JT: Well not immediately but you would be. I mean remember it’s not just citizens united. There have been a series of campaign finance decisions basically deregulating American politics, saying that any sorts of limits on campaign fundraising and campaign spending, on disclosure, are unconstitutional. What I think you would see and what I think you will see if there are five Democratic appointees on the court is a process of allowing those regulations that exist to stay on the books and that will gradually cut back on citizens united and ultimately perhaps overturning it. But certainly not right away.

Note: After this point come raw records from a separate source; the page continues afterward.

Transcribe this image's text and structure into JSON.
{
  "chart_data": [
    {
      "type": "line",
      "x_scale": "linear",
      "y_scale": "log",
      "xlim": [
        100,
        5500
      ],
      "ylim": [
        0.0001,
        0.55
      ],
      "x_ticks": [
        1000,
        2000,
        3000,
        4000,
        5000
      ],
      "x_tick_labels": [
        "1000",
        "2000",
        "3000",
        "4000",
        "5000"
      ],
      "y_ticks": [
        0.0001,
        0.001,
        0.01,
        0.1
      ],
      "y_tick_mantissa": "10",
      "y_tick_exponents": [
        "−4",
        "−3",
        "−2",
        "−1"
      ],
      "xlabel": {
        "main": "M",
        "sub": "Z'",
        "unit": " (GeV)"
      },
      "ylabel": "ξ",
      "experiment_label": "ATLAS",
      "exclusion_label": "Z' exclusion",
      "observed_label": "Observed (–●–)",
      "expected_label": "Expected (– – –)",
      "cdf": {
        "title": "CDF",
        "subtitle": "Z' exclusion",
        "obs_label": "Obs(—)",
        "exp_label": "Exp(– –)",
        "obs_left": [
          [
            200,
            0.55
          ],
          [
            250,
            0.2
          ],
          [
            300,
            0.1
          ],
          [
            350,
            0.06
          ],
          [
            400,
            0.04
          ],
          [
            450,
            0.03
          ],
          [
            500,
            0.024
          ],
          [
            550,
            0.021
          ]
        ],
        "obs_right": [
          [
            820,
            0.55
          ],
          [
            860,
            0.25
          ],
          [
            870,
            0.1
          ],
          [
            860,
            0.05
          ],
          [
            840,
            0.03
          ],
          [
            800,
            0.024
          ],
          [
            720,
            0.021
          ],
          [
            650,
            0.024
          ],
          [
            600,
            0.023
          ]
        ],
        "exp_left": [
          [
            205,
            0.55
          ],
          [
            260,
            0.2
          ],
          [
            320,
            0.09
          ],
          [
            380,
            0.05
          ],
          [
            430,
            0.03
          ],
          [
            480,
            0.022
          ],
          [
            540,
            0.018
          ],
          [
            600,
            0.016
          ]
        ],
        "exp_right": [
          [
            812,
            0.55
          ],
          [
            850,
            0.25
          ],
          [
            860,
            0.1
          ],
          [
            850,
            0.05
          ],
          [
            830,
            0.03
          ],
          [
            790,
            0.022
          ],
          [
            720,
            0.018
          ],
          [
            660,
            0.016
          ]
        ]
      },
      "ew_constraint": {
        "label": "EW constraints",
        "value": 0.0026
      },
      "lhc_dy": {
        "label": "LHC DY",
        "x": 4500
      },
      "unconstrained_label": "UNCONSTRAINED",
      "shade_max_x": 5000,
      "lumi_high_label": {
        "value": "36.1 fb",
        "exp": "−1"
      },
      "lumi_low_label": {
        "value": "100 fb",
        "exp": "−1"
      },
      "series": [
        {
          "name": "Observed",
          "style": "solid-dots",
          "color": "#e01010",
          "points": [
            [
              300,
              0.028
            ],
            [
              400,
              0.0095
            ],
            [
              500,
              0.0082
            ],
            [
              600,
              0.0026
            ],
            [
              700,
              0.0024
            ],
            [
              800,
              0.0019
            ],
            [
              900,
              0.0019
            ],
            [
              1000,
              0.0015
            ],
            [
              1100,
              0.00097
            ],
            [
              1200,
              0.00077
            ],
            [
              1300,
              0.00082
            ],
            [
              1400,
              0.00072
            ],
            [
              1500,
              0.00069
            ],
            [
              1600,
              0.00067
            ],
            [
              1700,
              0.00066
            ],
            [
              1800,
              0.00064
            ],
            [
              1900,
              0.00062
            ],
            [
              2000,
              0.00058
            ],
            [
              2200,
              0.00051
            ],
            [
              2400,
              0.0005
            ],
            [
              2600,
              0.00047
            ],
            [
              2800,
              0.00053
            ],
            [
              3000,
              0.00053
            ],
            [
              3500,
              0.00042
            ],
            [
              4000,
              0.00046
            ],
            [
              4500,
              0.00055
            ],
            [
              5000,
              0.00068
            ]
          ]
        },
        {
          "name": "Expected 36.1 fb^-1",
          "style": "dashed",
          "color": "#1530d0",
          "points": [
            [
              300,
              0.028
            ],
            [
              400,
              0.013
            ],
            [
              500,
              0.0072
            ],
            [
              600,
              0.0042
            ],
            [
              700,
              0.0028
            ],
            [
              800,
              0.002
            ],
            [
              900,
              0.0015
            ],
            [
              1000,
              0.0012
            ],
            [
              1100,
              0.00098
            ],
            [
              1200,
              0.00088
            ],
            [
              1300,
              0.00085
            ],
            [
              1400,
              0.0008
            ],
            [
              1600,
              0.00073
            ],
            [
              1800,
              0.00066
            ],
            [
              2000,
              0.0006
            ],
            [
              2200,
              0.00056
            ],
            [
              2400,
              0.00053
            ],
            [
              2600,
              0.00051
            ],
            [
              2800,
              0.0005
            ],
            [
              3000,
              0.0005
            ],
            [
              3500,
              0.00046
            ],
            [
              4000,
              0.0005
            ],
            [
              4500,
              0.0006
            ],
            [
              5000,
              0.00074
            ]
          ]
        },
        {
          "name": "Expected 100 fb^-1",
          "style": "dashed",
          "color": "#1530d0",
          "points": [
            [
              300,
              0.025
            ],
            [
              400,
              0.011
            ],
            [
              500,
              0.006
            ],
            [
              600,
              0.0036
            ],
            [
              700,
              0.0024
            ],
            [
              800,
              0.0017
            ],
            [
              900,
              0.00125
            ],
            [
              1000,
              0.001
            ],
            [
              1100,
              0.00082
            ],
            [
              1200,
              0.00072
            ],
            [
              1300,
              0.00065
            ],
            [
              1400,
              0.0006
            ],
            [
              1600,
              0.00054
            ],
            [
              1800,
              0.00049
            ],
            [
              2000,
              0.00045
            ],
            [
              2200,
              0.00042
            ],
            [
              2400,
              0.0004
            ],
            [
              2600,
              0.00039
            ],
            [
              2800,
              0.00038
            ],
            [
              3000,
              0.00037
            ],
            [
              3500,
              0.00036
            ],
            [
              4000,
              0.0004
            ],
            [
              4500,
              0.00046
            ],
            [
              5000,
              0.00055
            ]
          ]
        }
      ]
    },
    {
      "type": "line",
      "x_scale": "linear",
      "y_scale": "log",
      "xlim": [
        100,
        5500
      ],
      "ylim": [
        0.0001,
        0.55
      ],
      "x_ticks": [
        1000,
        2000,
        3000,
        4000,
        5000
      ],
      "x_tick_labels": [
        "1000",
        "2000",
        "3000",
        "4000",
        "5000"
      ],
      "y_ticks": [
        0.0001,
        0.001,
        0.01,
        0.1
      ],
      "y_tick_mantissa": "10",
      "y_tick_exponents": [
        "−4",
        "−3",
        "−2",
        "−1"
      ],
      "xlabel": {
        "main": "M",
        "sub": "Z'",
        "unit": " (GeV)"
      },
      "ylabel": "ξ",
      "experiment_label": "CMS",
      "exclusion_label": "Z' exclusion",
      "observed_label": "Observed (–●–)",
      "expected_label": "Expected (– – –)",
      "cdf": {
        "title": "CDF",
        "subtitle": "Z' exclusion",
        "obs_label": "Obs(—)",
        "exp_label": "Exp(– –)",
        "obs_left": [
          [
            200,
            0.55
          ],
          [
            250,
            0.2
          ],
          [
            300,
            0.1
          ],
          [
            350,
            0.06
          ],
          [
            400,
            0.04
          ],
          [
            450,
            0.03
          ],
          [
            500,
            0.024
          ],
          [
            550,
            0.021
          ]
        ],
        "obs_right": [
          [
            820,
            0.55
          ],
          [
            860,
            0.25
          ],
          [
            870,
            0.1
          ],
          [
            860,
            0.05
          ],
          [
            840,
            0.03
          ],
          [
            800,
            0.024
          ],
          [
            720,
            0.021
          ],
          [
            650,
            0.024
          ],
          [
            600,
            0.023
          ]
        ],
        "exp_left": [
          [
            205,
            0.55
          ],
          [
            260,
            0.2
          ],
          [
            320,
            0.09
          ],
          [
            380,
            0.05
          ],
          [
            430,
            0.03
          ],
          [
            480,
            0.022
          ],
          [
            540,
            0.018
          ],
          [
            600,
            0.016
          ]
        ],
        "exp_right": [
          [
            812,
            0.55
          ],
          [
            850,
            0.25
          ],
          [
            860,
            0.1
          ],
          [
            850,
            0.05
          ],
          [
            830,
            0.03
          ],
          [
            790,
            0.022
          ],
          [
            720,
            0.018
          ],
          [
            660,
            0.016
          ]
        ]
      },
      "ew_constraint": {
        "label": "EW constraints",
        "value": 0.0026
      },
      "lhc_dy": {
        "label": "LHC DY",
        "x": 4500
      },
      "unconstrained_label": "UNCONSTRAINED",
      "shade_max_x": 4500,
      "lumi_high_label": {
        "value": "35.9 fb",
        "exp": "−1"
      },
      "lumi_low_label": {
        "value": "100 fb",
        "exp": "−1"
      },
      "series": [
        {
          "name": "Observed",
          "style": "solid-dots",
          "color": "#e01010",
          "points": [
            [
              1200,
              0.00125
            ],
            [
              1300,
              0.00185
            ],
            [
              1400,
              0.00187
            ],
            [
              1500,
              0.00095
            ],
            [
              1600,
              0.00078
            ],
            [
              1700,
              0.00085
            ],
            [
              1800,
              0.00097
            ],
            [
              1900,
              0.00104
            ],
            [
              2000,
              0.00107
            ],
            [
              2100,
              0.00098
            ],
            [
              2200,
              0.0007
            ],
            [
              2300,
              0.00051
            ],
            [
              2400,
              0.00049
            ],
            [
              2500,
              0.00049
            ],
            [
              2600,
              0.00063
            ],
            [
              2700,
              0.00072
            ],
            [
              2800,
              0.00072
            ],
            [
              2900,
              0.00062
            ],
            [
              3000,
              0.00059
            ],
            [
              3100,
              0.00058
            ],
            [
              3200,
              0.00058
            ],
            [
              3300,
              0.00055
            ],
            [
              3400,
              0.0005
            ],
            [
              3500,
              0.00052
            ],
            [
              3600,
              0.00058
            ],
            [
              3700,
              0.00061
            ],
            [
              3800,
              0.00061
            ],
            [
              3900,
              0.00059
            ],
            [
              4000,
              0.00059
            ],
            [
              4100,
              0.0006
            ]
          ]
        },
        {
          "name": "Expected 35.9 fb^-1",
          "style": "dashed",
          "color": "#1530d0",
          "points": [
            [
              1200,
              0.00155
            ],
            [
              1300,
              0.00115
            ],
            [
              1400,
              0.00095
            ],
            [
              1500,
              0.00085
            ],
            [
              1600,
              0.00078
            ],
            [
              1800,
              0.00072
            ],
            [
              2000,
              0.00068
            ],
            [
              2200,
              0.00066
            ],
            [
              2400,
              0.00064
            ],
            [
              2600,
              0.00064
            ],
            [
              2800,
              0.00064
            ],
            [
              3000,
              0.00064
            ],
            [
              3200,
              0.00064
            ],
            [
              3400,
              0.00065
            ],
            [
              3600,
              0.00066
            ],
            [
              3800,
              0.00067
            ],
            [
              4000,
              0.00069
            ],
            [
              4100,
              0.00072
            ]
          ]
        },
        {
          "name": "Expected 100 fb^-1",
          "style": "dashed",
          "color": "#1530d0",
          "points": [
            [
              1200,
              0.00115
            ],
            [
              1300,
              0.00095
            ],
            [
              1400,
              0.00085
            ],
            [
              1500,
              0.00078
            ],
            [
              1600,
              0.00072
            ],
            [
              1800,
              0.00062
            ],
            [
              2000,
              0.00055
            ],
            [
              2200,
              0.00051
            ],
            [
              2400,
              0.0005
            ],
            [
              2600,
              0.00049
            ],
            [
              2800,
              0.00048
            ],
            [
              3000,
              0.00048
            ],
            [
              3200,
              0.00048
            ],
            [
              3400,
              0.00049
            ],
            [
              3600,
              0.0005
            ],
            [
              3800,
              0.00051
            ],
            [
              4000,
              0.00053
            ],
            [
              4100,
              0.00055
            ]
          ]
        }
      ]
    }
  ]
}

JB: OK let’s end with my obsession. The fact that there’s a camera in virtually every state courtroom in America and that there are not cameras in the federal courts puts me over the edge. But it doesn’t put me nearly as much over the edge as having people like Sonia Sotomayor and Elena Kagan testifying in their nomination hearing saying, yeah I think I support cameras in the courtroom and they were for it before they’re against it. Is there one decent argument for there not to be cameras in federal court?

JT: We started this interview talking about Stockholm Syndrome. I think Justice Sotomayor and Justice Kagan have Stockholm Syndrome being around their colleagues who hate cameras. I don’t think there is a single good reason. The only thing I can say in defense of this justice’s position is that they are very reluctant to tamper with the traditions of the court. They see themselves honorably as stewards of the court. But look any argument against cameras in the courtroom that is based on witnesses or juries has no application at the Supreme Court because there are no witnesses or juries. They don’t want the public attention. They don’t want the public scrutiny they don’t want the ridicule that would come with close scrutiny of their behavior at oral argument. But those arguments are not good arguments it’s the public’s business and we should see them.

JB: Am I going to live to see them?

JT: No.

JB: Thank you.

JT: If it makes you feel any better, neither of us will.